Dorine scolds Mariane for her inability to stand up to Orgon. Mariane responds that a daughter must obey her father, but Dorine urges her to remember her love for Valère. When Mariane responds angrily, reminding Dorine of how many times she has told her servant of her adoration for her betrothed, Dorine counters that professions of love are not the same thing as love itself.
Mariane, the dutiful daughter, is torn between her loyalty to her father and her love for her betrothed. Dorine, meanwhile, has no patience for Mariane’s docility. The issue of appearances, too, comes up here, too in relation to love as Dorine reminds Mariane her professions of love might not be sincere if she won’t follow through on them.
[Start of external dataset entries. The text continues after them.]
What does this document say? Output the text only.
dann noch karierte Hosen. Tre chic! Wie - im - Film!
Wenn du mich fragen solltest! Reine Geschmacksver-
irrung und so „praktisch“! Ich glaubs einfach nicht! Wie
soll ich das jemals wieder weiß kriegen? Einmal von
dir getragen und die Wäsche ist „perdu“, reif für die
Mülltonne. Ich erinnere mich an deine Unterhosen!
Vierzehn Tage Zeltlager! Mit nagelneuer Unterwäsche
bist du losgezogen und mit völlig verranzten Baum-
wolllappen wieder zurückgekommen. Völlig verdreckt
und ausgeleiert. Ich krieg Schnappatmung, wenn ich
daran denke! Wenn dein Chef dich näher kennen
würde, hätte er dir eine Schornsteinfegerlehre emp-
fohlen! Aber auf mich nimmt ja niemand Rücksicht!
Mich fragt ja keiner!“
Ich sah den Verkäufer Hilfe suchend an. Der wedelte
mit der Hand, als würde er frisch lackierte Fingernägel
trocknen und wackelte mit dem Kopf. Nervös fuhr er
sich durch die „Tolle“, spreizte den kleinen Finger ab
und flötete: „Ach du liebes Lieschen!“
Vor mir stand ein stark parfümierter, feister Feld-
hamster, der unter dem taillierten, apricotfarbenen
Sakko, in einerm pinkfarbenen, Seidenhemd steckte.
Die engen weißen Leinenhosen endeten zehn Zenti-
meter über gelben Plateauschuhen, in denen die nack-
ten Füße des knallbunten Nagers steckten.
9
As Dorine continues to question her, Mariane claims that she will kill herself if she must marry Tartuffe. The servant girl responds sarcastically, telling Mariane that she is self-pitying and timid. Mariane says that she cannot stand up to her father, and that Valère must do so instead. Dorine claims that Orgon is too obsessed with Tartuffe to listen to reason, and warns Mariane of how miserable she will be while married to the vulgar, low-class Tartuffe.
Despite her hatred for Tartuffe, Mariane cannot even consider defying her father. Dorine refuses to let Mariane wallow in emotional self-pity, however, instead emphasizing to Mariane the dark future that she will face if married to Tartuffe and reminding the girl of her father’s utter infatuation with the deceitful hypocrite.
Mariane begs Dorine to help her avoid marriage to Tartuffe, but the servant refuses. When Mariane in turn claims that her despair will help end her life, Dorine tells her mistress that she will, indeed, aid her.
The rational Dorine playfully manipulates the emotional Mariane by at first refusing to help her, proving the power of reason over passion.